As you can expect, a simple
mpirun -l -v -n $nb_procs "${PBS_O_WORKDIR}/echo-node.sh" # that simply calls bash builtin echo
fails because of pmi_proxy that hangs, and in the end the walltime is exceeded, and we observe:
[...] [mpiexec@node028.sis.cnes.fr] Launch arguments: /work/logiciels/rhall/intel/parallel_studio_xe_2017_u2/compilers_and_libraries_2017.2.174/linux/mpi/intel64/bin/pmi_proxy --control-port node028.sis.cnes.fr:41735 --debug --pmi-connect alltoall --pmi-aggregate -s 0 --rmk pbs --launcher ssh --demux poll --pgid 0 --enable-stdin 1 --retries 10 --control-code 1939201911 --usize -2 --proxy-id 0 [mpiexec@node028.sis.cnes.fr] Launch arguments: /bin/ssh -x -q node029.sis.cnes.fr /work/logiciels/rhall/intel/parallel_studio_xe_2017_u2/compilers_and_libraries_2017.2.174/linux/mpi/intel64/bin/pmi_proxy --control-port node028.sis.cnes.fr:41735 --debug --pmi-connect alltoall --pmi-aggregate -s 0 --rmk pbs --launcher ssh --demux poll --pgid 0 --enable-stdin 1 --retries 10 --control-code 1939201911 --usize -2 --proxy-id 1 [proxy:0:0@node028.sis.cnes.fr] Start PMI_proxy 0 [proxy:0:0@node028.sis.cnes.fr] STDIN will be redirected to 1 fd(s): 17 [0] node: 0 / / =>> PBS: job killed: walltime 23 exceeded limit 15 [mpiexec@node028.sis.cnes.fr] HYDU_sock_write (../../utils/sock/sock.c:418): write error (Bad file descriptor) [mpiexec@node028.sis.cnes.fr] HYD_pmcd_pmiserv_send_signal (../../pm/pmiserv/pmiserv_cb.c:252): unable to write data to proxy [mpiexec@node028.sis.cnes.fr] ui_cmd_cb (../../pm/pmiserv/pmiserv_pmci.c:174): unable to send signal downstream [mpiexec@node028.sis.cnes.fr] HYDT_dmxu_poll_wait_for_event (../../tools/demux/demux_poll.c:76): callback returned error status [mpiexec@node028.sis.cnes.fr] HYD_pmci_wait_for_completion (../../pm/pmiserv/pmiserv_pmci.c:501): error waiting for event [mpiexec@node028.sis.cnes.fr] main (../../ui/mpich/mpiexec.c:1147): process manager error waiting for completion
If instead we log onto the master node, execute kinit, and then run mpirun, everything works fine.

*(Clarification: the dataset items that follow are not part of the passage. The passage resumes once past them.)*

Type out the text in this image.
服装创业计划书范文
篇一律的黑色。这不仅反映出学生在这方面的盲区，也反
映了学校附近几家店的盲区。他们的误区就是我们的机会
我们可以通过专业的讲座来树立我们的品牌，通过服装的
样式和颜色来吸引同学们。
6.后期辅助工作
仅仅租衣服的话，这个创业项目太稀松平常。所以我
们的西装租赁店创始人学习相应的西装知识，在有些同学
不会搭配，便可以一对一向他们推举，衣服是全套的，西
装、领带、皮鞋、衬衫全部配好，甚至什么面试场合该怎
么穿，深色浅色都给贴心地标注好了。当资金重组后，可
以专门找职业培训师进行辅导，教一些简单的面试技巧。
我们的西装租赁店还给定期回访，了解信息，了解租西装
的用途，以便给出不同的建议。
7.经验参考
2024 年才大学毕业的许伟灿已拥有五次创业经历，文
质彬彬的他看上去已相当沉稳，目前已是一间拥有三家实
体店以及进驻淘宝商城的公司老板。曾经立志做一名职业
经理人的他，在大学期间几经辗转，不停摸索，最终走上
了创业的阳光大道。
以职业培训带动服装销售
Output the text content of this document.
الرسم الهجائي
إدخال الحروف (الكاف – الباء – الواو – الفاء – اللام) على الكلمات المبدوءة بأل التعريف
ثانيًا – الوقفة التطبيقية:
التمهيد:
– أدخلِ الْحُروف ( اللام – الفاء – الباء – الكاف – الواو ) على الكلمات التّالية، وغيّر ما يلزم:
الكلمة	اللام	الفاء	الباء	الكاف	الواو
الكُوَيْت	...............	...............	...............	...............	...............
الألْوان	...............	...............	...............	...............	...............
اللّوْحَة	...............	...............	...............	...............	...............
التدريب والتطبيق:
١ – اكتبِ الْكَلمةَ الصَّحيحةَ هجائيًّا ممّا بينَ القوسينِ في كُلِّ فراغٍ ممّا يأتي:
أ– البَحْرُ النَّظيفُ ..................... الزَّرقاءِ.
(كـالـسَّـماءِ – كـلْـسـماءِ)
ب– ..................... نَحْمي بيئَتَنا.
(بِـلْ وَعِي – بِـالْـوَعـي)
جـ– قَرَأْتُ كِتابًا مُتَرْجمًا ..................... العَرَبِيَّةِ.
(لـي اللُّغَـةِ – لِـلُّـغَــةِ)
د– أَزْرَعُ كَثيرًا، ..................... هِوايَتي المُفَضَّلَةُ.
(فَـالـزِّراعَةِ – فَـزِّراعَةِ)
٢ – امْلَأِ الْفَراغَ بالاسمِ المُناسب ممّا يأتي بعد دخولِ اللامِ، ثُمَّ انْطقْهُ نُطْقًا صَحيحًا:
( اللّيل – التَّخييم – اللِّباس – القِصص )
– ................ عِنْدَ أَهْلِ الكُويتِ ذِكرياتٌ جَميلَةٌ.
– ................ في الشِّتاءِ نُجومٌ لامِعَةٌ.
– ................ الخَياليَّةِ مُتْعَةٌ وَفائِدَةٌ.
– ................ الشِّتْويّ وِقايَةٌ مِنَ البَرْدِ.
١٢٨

Except this isn't exactly an acceptable workaround.
I've tried to play with the fabrics as the nodes are also connected with infiband, but I had no luck there. If I'm not mistaken, pmi_proxy does require password-less ssh whatever fabrics we have. Am I right ?
BTW, I've also tried to play with Altair PBSPro's pbsdsh. I've observed that the parameters it expects are not compatible with the one fed by mpirun. Besides, even if I encapsulate pbsdsh, pmi_proxy still fails with a
[proxy:0:0@node028.sis.cnes.fr] HYDU_sock_connect (../../utils/sock/sock.c:268): unable to connect from "node028.sis.cnes.fr" to "node028.sis.cnes.fr" (Connection refused) [proxy:0:0@node028.sis.cnes.fr] main (../../pm/pmiserv/pmip.c:461): unable to connect to server node028.sis.cnes.fr at port 49813 (check for firewalls!)
So. My question, is there a workaround? Something that I've missed? Every clue I can gather googling and experimenting points me towards "password-less ssh". So far the only workaround we've found consist in using another MPI framework :(
Regards,